Bereits jetzt schon dürfte aus Sicht des CDU-Politikers klar sein, "dass in diesem Fall keiner der Beteiligten im Vorfeld mit diesem weiteren Verlauf des Einsatzes gerechnet hat". Und weiter: "Ich bin mir sicher, auch die eingesetzten Polizistinnen und Polizisten – vor allem der Schütze – hätten sich einen ganz anderen Ausgang gewünscht. Das geht ja nicht spurlos an einem Polizisten vorbei, sondern arbeitet mit Sicherheit ganz schön in ihm, wenn er ein Mädchen durch seinen Schuss lebensgefährlich verletzt – das ist doch klar."
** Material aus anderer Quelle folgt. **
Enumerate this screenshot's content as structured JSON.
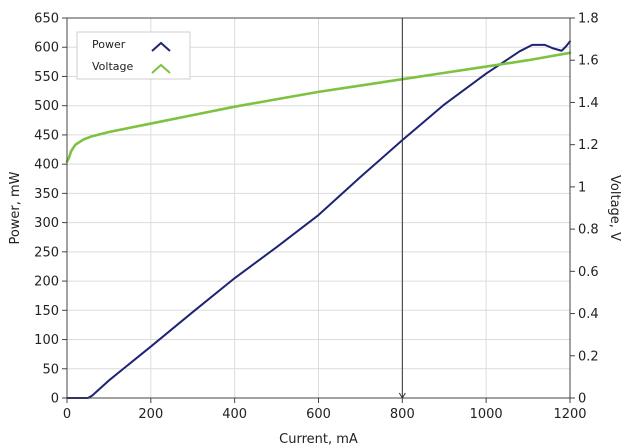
{
  "chart_data": {
    "type": "line",
    "title": "",
    "xlabel": "Current, mA",
    "ylabel_left": "Power, mW",
    "ylabel_right": "Voltage, V",
    "xlim": [
      0,
      1200
    ],
    "ylim_left": [
      0,
      650
    ],
    "ylim_right": [
      0,
      1.8
    ],
    "x_ticks": [
      "0",
      "200",
      "400",
      "600",
      "800",
      "1000",
      "1200"
    ],
    "y_left_ticks": [
      "0",
      "50",
      "100",
      "150",
      "200",
      "250",
      "300",
      "350",
      "400",
      "450",
      "500",
      "550",
      "600",
      "650"
    ],
    "y_right_ticks": [
      "0",
      "0.2",
      "0.4",
      "0.6",
      "0.8",
      "1",
      "1.2",
      "1.4",
      "1.6",
      "1.8"
    ],
    "grid": true,
    "legend_position": "top-left",
    "cursor_x": 800,
    "series": [
      {
        "name": "Power",
        "axis": "left",
        "color": "#1f2373",
        "x": [
          0,
          50,
          60,
          100,
          200,
          300,
          400,
          500,
          600,
          700,
          800,
          900,
          1000,
          1080,
          1110,
          1140,
          1160,
          1180,
          1190,
          1200
        ],
        "values": [
          0,
          0,
          4,
          30,
          88,
          147,
          205,
          258,
          313,
          378,
          441,
          502,
          555,
          593,
          604,
          604,
          598,
          594,
          601,
          610
        ]
      },
      {
        "name": "Voltage",
        "axis": "right",
        "color": "#7dc242",
        "x": [
          0,
          5,
          10,
          20,
          40,
          60,
          80,
          100,
          150,
          200,
          300,
          400,
          500,
          600,
          700,
          800,
          900,
          1000,
          1100,
          1200
        ],
        "values": [
          1.12,
          1.14,
          1.17,
          1.2,
          1.225,
          1.24,
          1.25,
          1.26,
          1.28,
          1.3,
          1.34,
          1.38,
          1.415,
          1.45,
          1.48,
          1.51,
          1.54,
          1.57,
          1.6,
          1.635
        ]
      }
    ]
  }
}
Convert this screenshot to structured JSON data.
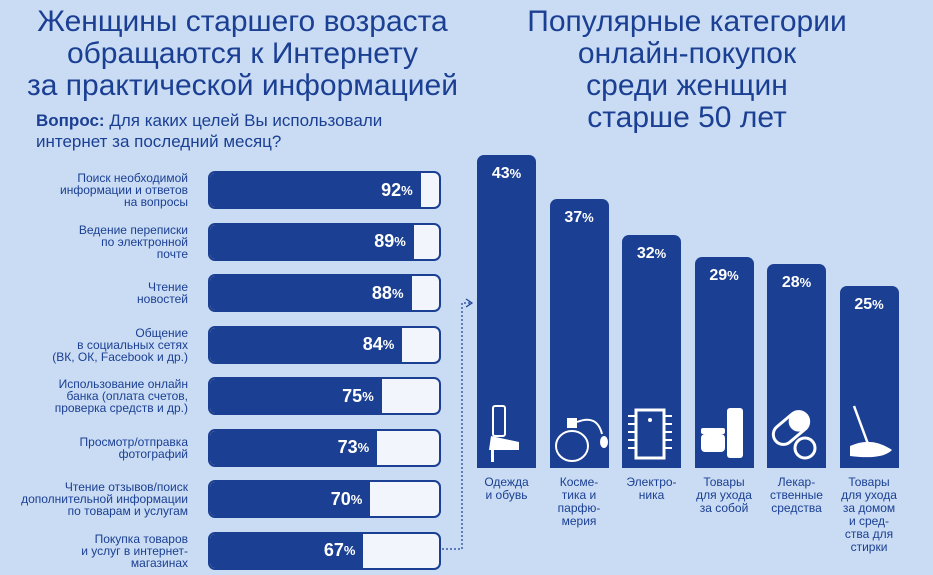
{
  "left_title": "Женщины старшего возраста\nобращаются к Интернету\nза практической информацией",
  "right_title": "Популярные категории\nонлайн-покупок\nсреди женщин\nстарше 50 лет",
  "question_label": "Вопрос:",
  "question_text": "Для каких целей Вы использовали интернет за последний месяц?",
  "colors": {
    "navy": "#1b3f92",
    "background": "#c9dcf4",
    "track": "#f2f6fc"
  },
  "chart_data": [
    {
      "type": "bar",
      "orientation": "horizontal",
      "categories": [
        "Поиск необходимой\nинформации и ответов\nна вопросы",
        "Ведение переписки\nпо электронной\nпочте",
        "Чтение\nновостей",
        "Общение\nв социальных сетях\n(ВК, ОК, Facebook и др.)",
        "Использование онлайн\nбанка (оплата счетов,\nпроверка средств и др.)",
        "Просмотр/отправка\nфотографий",
        "Чтение отзывов/поиск\nдополнительной информации\nпо товарам и услугам",
        "Покупка товаров\nи услуг в интернет-\nмагазинах"
      ],
      "values": [
        92,
        89,
        88,
        84,
        75,
        73,
        70,
        67
      ],
      "unit": "%",
      "xlim": [
        0,
        100
      ]
    },
    {
      "type": "bar",
      "orientation": "vertical",
      "categories": [
        "Одежда\nи обувь",
        "Косме-\nтика и\nпарфю-\nмерия",
        "Электро-\nника",
        "Товары\nдля ухода\nза собой",
        "Лекар-\nственные\nсредства",
        "Товары\nдля ухода\nза домом\nи сред-\nства для\nстирки"
      ],
      "values": [
        43,
        37,
        32,
        29,
        28,
        25
      ],
      "unit": "%",
      "icons": [
        "shoe-icon",
        "perfume-icon",
        "chip-icon",
        "cream-icon",
        "pill-icon",
        "mop-icon"
      ]
    }
  ]
}
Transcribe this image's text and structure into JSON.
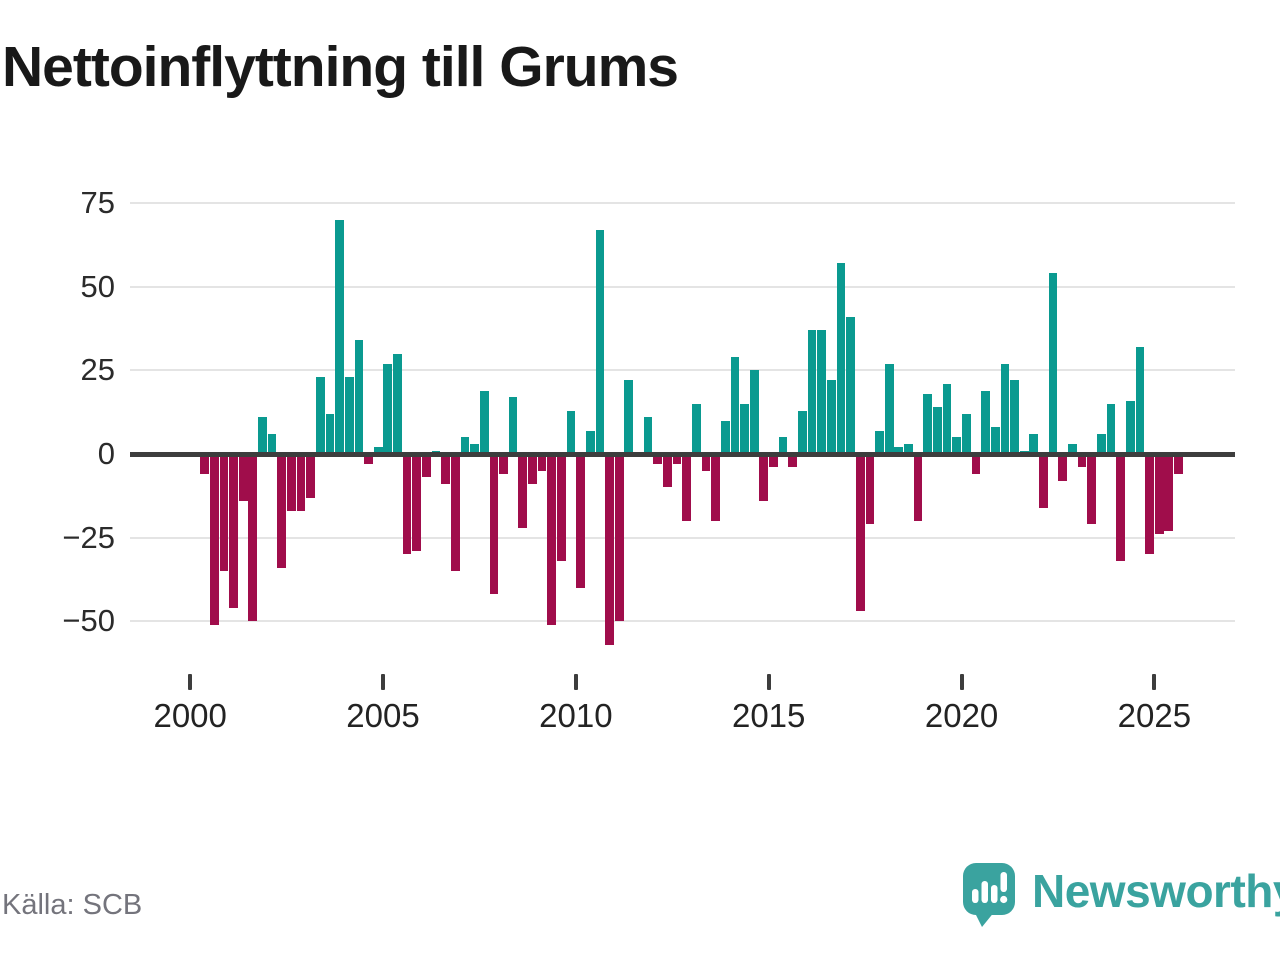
{
  "title": "Nettoinflyttning till Grums",
  "source": "Källa: SCB",
  "branding": {
    "name": "Newsworthy"
  },
  "colors": {
    "positive": "#0a9a90",
    "negative": "#a00d4b",
    "grid": "#e4e4e4",
    "axis": "#3d3d3d",
    "brand": "#3aa39f"
  },
  "axes": {
    "ytick_labels": [
      "75",
      "50",
      "25",
      "0",
      "−25",
      "−50"
    ],
    "xtick_labels": [
      "2000",
      "2005",
      "2010",
      "2015",
      "2020",
      "2025"
    ]
  },
  "chart_data": {
    "type": "bar",
    "title": "Nettoinflyttning till Grums",
    "xlabel": "",
    "ylabel": "",
    "grid": true,
    "ylim": [
      -62,
      80
    ],
    "yticks": [
      75,
      50,
      25,
      0,
      -25,
      -50
    ],
    "xticks": [
      2000,
      2005,
      2010,
      2015,
      2020,
      2025
    ],
    "legend": "none",
    "series_note": "quarterly net migration, persons; positive bars teal, negative bars dark red",
    "quarters": [
      "2000Q2",
      "2000Q3",
      "2000Q4",
      "2001Q1",
      "2001Q2",
      "2001Q3",
      "2001Q4",
      "2002Q1",
      "2002Q2",
      "2002Q3",
      "2002Q4",
      "2003Q1",
      "2003Q2",
      "2003Q3",
      "2003Q4",
      "2004Q1",
      "2004Q2",
      "2004Q3",
      "2004Q4",
      "2005Q1",
      "2005Q2",
      "2005Q3",
      "2005Q4",
      "2006Q1",
      "2006Q2",
      "2006Q3",
      "2006Q4",
      "2007Q1",
      "2007Q2",
      "2007Q3",
      "2007Q4",
      "2008Q1",
      "2008Q2",
      "2008Q3",
      "2008Q4",
      "2009Q1",
      "2009Q2",
      "2009Q3",
      "2009Q4",
      "2010Q1",
      "2010Q2",
      "2010Q3",
      "2010Q4",
      "2011Q1",
      "2011Q2",
      "2011Q3",
      "2011Q4",
      "2012Q1",
      "2012Q2",
      "2012Q3",
      "2012Q4",
      "2013Q1",
      "2013Q2",
      "2013Q3",
      "2013Q4",
      "2014Q1",
      "2014Q2",
      "2014Q3",
      "2014Q4",
      "2015Q1",
      "2015Q2",
      "2015Q3",
      "2015Q4",
      "2016Q1",
      "2016Q2",
      "2016Q3",
      "2016Q4",
      "2017Q1",
      "2017Q2",
      "2017Q3",
      "2017Q4",
      "2018Q1",
      "2018Q2",
      "2018Q3",
      "2018Q4",
      "2019Q1",
      "2019Q2",
      "2019Q3",
      "2019Q4",
      "2020Q1",
      "2020Q2",
      "2020Q3",
      "2020Q4",
      "2021Q1",
      "2021Q2",
      "2021Q3",
      "2021Q4",
      "2022Q1",
      "2022Q2",
      "2022Q3",
      "2022Q4",
      "2023Q1",
      "2023Q2",
      "2023Q3",
      "2023Q4",
      "2024Q1",
      "2024Q2",
      "2024Q3",
      "2024Q4",
      "2025Q1",
      "2025Q2",
      "2025Q3"
    ],
    "values": [
      -6,
      -51,
      -35,
      -46,
      -14,
      -50,
      11,
      6,
      -34,
      -17,
      -17,
      -13,
      23,
      12,
      70,
      23,
      34,
      -3,
      2,
      27,
      30,
      -30,
      -29,
      -7,
      1,
      -9,
      -35,
      5,
      3,
      19,
      -42,
      -6,
      17,
      -22,
      -9,
      -5,
      -51,
      -32,
      13,
      -40,
      7,
      67,
      -57,
      -50,
      22,
      0,
      11,
      -3,
      -10,
      -3,
      -20,
      15,
      -5,
      -20,
      10,
      29,
      15,
      25,
      -14,
      -4,
      5,
      -4,
      13,
      37,
      37,
      22,
      57,
      41,
      -47,
      -21,
      7,
      27,
      2,
      3,
      -20,
      18,
      14,
      21,
      5,
      12,
      -6,
      19,
      8,
      27,
      22,
      1,
      6,
      -16,
      54,
      -8,
      3,
      -4,
      -21,
      6,
      15,
      -32,
      16,
      32,
      -30,
      -24,
      -23,
      -6
    ]
  }
}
Die SPD-Opposition stellt nach der Sondersitzung die Frage, warum kein Gebärdendolmetscher zu dem Einsatz gerufen wurde. Entsprechende Kontakte seien in den Leitstellen hinterlegt, räumte Reul ein.

"Aber sind die auch in der Nacht erreichbar? Und welche Gebärdensprache werden davon abgedeckt?"

Es gebe 100 verschiedene davon, erklärte Reul. Zugleich kündigte der Minister an, sich in der nächsten Woche auch mit dem Deutschen Gehörlosenbund und dem Landesverband der Gehörlosen- und Gebärdensprachengemeinschaft auszutauschen.